PHILADELPHIA - The most ridiculous night of recent 76ers basketball began and ended the same way. It began and ended with the ignoring of seven feet and 285 pounds of the obvious.
That's the way it's been since training camp, and that's how it is going to end soon - too soon for the Sixers to pickpocket a playoff spot. But that was the organization's risk when it traded for Andrew Bynum, a talented if reputedly motivation-challenged center. And that's the way it was Tuesday, before, during and long after the Sixers were blasted by a 15-win team, at home, churning a losing streak to six.
Everyone involved was allowing Bynum not to establish position in the lane, but to establish an atmosphere of indifference. Try that around any basketball team and see how it works.
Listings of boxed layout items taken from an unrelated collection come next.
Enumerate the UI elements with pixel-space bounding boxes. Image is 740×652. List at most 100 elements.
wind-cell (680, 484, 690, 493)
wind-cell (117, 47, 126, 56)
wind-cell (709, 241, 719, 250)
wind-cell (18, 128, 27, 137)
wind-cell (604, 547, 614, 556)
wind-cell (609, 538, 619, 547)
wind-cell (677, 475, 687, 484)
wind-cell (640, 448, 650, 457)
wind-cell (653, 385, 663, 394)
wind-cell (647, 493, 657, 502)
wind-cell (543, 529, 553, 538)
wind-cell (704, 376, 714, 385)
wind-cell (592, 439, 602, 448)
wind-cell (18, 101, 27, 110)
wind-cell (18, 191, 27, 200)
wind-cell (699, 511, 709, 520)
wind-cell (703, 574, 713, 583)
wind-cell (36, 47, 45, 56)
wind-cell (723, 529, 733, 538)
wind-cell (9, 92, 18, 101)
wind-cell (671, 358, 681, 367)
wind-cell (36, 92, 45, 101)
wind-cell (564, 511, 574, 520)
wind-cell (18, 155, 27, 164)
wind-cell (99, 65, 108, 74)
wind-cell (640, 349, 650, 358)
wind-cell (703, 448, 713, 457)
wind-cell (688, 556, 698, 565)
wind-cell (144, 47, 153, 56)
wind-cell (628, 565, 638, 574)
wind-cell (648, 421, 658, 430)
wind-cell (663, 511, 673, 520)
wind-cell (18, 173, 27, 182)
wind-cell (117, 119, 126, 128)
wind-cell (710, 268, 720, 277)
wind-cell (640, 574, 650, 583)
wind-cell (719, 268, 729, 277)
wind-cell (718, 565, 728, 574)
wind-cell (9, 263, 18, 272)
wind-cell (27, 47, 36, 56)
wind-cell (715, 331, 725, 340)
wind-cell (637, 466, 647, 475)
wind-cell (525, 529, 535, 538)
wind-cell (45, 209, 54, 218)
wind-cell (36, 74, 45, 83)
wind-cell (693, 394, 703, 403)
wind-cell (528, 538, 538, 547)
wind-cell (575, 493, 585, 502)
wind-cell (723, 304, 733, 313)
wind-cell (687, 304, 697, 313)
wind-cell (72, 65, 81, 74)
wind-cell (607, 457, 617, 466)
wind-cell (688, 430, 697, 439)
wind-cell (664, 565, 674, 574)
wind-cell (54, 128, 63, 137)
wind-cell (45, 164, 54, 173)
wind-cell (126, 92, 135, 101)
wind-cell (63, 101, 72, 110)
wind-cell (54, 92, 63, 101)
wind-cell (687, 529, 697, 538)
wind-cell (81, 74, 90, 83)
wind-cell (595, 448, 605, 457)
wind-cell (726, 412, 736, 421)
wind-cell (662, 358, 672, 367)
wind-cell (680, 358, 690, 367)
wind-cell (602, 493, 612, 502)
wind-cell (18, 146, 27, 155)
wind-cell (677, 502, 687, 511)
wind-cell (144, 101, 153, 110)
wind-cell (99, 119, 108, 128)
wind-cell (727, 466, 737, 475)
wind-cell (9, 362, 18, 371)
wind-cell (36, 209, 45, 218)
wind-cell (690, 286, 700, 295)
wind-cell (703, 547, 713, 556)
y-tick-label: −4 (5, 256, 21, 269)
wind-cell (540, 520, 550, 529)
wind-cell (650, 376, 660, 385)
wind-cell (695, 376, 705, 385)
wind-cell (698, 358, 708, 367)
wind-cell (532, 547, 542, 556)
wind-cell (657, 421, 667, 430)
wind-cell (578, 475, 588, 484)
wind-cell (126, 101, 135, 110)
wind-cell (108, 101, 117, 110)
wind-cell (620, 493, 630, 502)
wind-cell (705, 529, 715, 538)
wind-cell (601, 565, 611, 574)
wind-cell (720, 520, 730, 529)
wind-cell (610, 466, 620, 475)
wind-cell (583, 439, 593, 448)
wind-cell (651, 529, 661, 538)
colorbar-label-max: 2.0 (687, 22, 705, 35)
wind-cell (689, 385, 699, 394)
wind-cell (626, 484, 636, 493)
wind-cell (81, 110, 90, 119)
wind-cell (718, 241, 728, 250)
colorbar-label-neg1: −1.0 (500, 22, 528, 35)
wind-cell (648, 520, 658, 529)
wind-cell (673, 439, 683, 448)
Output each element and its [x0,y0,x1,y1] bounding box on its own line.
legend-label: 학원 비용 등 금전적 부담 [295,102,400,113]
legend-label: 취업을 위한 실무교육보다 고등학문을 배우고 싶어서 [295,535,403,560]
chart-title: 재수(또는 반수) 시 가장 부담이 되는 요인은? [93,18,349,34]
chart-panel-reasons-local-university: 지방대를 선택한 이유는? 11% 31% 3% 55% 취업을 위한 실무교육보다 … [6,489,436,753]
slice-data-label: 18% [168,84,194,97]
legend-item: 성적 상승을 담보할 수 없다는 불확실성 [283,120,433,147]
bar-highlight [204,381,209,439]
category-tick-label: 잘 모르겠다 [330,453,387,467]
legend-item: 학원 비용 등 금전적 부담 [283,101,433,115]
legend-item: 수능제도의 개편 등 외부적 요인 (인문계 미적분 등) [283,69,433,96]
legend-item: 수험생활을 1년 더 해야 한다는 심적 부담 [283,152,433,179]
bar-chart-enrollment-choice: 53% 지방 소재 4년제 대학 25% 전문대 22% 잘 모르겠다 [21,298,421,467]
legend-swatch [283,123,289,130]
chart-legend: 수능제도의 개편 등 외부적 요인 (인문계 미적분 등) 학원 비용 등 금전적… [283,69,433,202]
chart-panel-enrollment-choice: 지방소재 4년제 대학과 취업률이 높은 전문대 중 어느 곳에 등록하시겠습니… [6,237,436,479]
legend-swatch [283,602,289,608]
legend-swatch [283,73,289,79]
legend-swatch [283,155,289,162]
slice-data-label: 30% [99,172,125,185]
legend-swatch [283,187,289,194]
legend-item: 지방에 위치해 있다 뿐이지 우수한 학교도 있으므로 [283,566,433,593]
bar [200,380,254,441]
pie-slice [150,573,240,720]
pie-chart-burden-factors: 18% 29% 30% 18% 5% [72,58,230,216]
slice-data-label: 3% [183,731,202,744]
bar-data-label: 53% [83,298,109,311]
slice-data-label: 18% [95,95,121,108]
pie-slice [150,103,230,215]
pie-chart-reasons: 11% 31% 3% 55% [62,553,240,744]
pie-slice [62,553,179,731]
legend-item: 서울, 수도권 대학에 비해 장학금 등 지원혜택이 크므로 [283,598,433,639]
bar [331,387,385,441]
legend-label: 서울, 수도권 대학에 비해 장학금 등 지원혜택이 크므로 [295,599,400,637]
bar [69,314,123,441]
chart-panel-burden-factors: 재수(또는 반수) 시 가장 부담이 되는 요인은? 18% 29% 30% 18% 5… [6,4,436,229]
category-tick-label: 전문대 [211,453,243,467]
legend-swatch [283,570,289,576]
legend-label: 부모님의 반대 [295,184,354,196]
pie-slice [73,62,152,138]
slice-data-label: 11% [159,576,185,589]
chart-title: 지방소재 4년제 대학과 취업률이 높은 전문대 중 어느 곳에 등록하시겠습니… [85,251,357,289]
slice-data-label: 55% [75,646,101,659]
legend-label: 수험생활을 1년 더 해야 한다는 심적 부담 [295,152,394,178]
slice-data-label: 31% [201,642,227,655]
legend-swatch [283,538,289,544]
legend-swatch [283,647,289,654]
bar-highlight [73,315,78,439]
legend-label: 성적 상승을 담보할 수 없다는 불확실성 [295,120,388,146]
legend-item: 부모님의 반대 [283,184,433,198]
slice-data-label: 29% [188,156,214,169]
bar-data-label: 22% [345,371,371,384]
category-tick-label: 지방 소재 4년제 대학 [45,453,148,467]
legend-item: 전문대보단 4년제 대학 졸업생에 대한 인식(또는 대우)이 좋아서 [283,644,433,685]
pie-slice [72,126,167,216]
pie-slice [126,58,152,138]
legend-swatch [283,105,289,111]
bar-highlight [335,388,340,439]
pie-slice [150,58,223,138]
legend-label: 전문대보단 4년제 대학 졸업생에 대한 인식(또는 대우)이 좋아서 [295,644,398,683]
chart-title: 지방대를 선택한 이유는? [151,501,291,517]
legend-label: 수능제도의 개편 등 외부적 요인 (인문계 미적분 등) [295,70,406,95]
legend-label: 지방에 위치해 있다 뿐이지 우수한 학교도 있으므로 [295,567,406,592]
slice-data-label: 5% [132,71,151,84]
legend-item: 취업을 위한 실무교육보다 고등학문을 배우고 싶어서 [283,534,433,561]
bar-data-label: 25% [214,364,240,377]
Not that he was obligated, but Bynum was informally scheduled to meet with the press sometime before the game to discuss the knee miseries that have kept him from every game this season. But when he didn't show, the Sixers announced that they weren't able to produce him on time. And not that he could have provided anything more than professional dignity, but Bynum was not even on the bench in plain clothes to suffer the Sixers' 98-84 loss to the Orlando Magic. Afterward, Doug Collins said he wasn't aware of whether Bynum was, wasn't or was even expected there.
He's making close to $16.9 million this season. Being there shouldn't be an imposition, particularly when a Sixers spokesman assured that he was on the premises - not that he was seen after the game. And after the media was told that he would be available at practice Wednesday, that practice was canceled.
Bynum likely wouldn't have said much, anyway - not before the game, not after, not at practice Wednesday, not on Boxing Day in Canada. But his words, whines and whispers no longer matter. What matters is that no one hanging from the Sixers' supervisory ladder is in any mood to hold him to any particular schedule. It is their fault, not just his.
That trouble began when the marketing magicians who rented the confetti machines and videotaped an orchestra playing the national anthem over-sold their acquisition of Bynum with a downtown pep rally. He wasn't even as complete a player as Andre Iguodala, who was with the Olympic Dream Team, one of the two best basketball sides ever assembled. Yet the Sixers did everything but throw shoes at their Wilt statue, lasso it down and erect a Bynum model on that very spot.
From there, everything the club would do concerning Bynum would be to justify that carry-on. So how was Bynum to have interpreted that any way but that he was bigger than the organization?
As for Collins, he had been cruelly accused while as a player of over-stating the pain from multiple injuries. So even now, he will not pressure any player to return from an injury. "Can't do that," he has said, sometimes even before the question could be completed. "Can't do that." Doug being Doug.
By Tuesday, the failed Bynum initiative was reaching the absurd. The Sixers would trot through a horrid loss, then be blasted by Collins, who was careful to include himself in a rant that would rate just below a certain we're-talking-about-practice pip once unloaded at the same site. And yet no one - not a player, a coach, the owner, the president, the G.M. - was openly pushing Bynum to either speed his recovery or, at least, to show some interest in the game-night goings-on.
But it's probably over anyway. The Sixers are 22-33, as of Wednesday last in their division. Even if they begin to improve Thursday in Chicago, they will be haunted by the reality that 12 of their final 16 games will be on the road. By then, if Bynum plays, it will be only to audition for a new contract.
His schedule, again.
His agenda, always.
At least Collins is showing his displeasure with losing. But that's what can happen when players learn early that indifference will be tolerated. And that's what will happen when they find out the same thing late.